With so much on the line in Game 7, what are the things that will decide this game? What does it come down to? Here are five things to watch as the Boston Celtics meet the Miami Heat in Game 7 of the Eastern Conference Finals Saturday night.
1. For the love of God, stop trying to front Kevin Garnett with Udonis Haslem. The Heat have stuck with this plan for five games and it’s murdered them nearly every time. Rondo can throw a lob pass in-between two crossing speedboats with his eyes closed. So, no, he has not struggled to find the lob to Garnett underneath, resulting in easy scores time and time again. Heat coach Erik Spoelstra has sacrificed Udonis Haslem to the former T-Wolf time and time again, despite Haslem having neither height nor athleticism to challenge the entry pass. It’s like building a fortress wall, but only having it be about four feet high. The Heat had more success in Game 6 with timing their double once Garnett goes into his shooting motion in the post rather than upon the catch (where Garnett is more likely to simply pass out). They need to stick with that. They also need to get some help from the Gods by having Garnett miss his 18 footers on the pick and pop. That’s a primary reason Haslem is out there, to have the speed to challenge those shots. He has not been able to. There’s no good answer for stopping Garnett, it’s impossible. There are, however, less awful ones.
2. Keep with the strategy from Game 6 on LeBron James. Sounds nuts, right? But if LeBron James is hitting mid-range jumpers, you’re in trouble, big trouble, awful trouble anyway. Not a lot you can do. Doc Rivers will live with it day in and day out. You take your chances with the jumper. If he hits it, you’ve been beaten by one of the best players in the history of the game who had himself a historic day. You live with it. The temptation is to send doubles at James. The Celtics don’t really do that. Ever. They’ll challenge you with help on drives, but they’re not going to send two defenders at James in a face-up situation from mid-range unless things get really bad. It’s a bad idea. James is an incredible passer, and you’re setting yourself up for easy looks underneath by doing so.

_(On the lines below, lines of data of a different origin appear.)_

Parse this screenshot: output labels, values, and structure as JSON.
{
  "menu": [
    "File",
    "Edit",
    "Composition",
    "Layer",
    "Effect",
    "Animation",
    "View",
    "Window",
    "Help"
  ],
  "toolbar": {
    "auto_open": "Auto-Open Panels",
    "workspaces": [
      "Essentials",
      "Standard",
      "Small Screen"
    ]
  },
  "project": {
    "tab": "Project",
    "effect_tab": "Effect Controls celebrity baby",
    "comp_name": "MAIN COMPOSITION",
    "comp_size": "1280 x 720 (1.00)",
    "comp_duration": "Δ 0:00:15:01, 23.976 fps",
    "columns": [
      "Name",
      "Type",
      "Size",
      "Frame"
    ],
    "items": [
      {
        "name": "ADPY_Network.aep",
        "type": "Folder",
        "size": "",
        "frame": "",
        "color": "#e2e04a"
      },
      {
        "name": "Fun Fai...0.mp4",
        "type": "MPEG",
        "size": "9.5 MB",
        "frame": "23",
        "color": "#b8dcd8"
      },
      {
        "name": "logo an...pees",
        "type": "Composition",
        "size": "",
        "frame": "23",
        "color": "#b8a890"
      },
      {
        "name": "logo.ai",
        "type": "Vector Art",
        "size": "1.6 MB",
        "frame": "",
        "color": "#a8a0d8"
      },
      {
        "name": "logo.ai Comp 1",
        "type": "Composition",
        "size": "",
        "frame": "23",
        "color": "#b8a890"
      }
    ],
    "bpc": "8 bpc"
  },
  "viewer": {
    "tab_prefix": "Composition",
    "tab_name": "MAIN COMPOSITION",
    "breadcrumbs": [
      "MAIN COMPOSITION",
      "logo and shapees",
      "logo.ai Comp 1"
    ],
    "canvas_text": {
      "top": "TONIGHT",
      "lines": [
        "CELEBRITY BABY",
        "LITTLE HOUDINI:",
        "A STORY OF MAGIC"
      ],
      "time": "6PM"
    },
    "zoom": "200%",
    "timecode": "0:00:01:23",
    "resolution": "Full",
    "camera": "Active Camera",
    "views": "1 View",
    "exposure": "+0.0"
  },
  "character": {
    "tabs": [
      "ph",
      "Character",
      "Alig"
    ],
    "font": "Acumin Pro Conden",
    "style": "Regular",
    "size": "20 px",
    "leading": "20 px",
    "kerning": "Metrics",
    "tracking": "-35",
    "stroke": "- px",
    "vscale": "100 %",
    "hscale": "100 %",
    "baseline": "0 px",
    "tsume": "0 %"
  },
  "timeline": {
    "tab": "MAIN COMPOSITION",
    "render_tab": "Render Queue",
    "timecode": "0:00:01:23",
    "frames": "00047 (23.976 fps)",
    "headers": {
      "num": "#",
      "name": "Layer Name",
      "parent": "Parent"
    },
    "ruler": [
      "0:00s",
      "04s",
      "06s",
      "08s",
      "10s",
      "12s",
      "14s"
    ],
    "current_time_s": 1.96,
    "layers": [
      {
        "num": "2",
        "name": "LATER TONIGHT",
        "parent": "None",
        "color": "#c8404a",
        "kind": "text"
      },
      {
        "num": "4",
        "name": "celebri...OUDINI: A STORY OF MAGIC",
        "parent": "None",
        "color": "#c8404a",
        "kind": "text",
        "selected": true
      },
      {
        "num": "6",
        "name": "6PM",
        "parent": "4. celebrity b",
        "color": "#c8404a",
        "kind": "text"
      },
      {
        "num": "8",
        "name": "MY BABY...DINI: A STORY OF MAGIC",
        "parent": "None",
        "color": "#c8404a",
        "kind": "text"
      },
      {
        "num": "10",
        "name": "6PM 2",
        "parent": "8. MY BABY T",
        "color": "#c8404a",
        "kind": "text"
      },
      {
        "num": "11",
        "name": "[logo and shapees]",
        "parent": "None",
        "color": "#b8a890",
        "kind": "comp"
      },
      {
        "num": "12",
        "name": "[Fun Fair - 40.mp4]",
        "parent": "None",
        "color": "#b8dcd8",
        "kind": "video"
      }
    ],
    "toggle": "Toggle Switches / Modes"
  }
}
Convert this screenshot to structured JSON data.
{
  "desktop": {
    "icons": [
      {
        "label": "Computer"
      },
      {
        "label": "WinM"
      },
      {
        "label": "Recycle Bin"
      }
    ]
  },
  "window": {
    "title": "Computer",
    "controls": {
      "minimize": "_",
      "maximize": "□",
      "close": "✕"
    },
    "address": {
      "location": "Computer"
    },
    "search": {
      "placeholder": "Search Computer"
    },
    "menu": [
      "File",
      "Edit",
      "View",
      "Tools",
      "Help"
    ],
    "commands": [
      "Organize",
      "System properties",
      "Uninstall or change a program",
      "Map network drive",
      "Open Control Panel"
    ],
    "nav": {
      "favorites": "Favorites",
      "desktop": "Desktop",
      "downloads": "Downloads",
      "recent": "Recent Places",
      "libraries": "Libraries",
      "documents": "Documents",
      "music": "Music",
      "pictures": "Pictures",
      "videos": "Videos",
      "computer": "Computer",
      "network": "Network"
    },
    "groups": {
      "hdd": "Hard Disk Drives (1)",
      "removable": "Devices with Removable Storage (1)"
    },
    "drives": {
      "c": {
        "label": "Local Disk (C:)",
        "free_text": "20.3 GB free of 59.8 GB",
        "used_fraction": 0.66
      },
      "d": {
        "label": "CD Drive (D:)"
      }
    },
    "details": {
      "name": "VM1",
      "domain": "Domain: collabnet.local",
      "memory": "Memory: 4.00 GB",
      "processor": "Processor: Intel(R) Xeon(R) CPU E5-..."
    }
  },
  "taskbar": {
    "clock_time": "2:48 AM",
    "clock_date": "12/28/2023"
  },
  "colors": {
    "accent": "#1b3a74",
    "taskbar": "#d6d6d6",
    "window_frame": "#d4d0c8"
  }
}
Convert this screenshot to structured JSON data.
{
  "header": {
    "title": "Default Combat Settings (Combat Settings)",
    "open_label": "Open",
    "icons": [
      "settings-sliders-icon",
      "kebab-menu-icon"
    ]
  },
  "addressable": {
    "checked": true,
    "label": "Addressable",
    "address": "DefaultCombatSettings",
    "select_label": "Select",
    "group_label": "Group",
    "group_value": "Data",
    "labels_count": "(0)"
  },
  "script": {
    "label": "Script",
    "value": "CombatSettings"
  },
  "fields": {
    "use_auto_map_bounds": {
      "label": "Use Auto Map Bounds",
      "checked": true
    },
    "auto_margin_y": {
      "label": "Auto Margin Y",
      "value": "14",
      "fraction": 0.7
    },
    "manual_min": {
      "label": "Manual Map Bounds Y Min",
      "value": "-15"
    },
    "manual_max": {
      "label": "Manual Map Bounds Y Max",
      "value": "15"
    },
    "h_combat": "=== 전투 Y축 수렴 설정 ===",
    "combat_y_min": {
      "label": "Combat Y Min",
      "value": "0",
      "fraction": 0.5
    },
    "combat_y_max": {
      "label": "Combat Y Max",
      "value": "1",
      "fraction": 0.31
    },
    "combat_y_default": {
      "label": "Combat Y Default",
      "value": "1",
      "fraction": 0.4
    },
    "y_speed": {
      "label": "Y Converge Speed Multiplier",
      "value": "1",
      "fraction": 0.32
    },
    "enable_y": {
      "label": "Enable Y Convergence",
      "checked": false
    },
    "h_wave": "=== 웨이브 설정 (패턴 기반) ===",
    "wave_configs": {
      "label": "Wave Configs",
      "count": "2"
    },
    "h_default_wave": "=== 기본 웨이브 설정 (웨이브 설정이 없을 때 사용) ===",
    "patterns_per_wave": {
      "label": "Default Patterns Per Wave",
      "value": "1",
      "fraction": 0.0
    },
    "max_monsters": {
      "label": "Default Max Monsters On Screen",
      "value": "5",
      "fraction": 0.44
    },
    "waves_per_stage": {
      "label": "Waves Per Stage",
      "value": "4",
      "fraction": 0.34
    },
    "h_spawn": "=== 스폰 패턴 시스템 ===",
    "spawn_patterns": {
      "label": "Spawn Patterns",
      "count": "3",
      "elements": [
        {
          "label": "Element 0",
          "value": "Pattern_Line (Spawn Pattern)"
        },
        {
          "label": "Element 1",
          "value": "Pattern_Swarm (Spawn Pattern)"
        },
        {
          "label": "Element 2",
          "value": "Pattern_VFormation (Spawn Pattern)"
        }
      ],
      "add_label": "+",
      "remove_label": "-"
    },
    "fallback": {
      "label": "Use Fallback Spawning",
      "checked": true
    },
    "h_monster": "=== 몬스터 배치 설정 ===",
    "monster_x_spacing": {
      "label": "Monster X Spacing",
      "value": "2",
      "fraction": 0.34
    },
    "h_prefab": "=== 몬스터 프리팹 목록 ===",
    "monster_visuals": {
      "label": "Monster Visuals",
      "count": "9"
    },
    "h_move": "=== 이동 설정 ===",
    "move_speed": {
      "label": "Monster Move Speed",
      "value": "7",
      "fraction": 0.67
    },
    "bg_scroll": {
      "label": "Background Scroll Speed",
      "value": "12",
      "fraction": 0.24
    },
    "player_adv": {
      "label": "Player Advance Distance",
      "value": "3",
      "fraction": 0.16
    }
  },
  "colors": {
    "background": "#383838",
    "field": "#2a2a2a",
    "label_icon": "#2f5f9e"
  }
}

3. Someone unreliable is going to have to have a day. Shane Batter, Mickael Pietrus, Mario Chalmers, Keyon Dooling. One side or the other is going to get hot from the arc and hit shots that honestly, they have very little chances of making regularly. Chalmers and Pietrus can shoot, but in this situation, with these stakes, against this defense? The odds aren’t with them. So what?! Welcome to the circus! Whee! Someone’s going to start nailing threes and that’s going to kill the other team and their fans who will say “We got beat by THAT GUY?!” Like I said, coin flip, man.
4. Drop the Bass. Welcome to Chapter 2 in “Things Erik Spoelstra has done in this series which makes my skull pound like an early Black Keys album is being played at excruciating volume.” Spoelstra has stuck Battier on Bass. Battier is better matched up with Kevin Garnett than Bass. That’s crazy, but think of it. Garnett’s not going to slam his shoulder into Battier and score underneath. He’s going to take turnarounds based on muscle memory. Battier is susceptible to the lob, but is much better suited to combat that than Bass’ muscle underneath. Bass isn’t going to bust out any great post-moves. He has two shots. The mid-range jumper, which is deadly, and a muscle-in layup underneath. I get that the Heat have limited options, but they’re going to have to either put Joel Anthony or James on Bass. They can’t live with Battier getting crushed underneath. Boston on the other hand can win this game on Bass’ back, making him a hero and entering him into Celtics lore. Kind of a big deal.
5. The Great Big Bosh question. How much can he play? Will he start? A lot comes down to Bosh. The Heat have played better with every minute Bosh is on the floor. They need him, and they need him to deliver, at both ends. The biggest pressure is on LeBron James. The next biggest pressure is on Dwyane Wade. The next biggest pressure is on Erik Spoelstra. After that, it’s Bosh, and his impact could determine not only this game and this season, but the future of the Big 3 in Miami.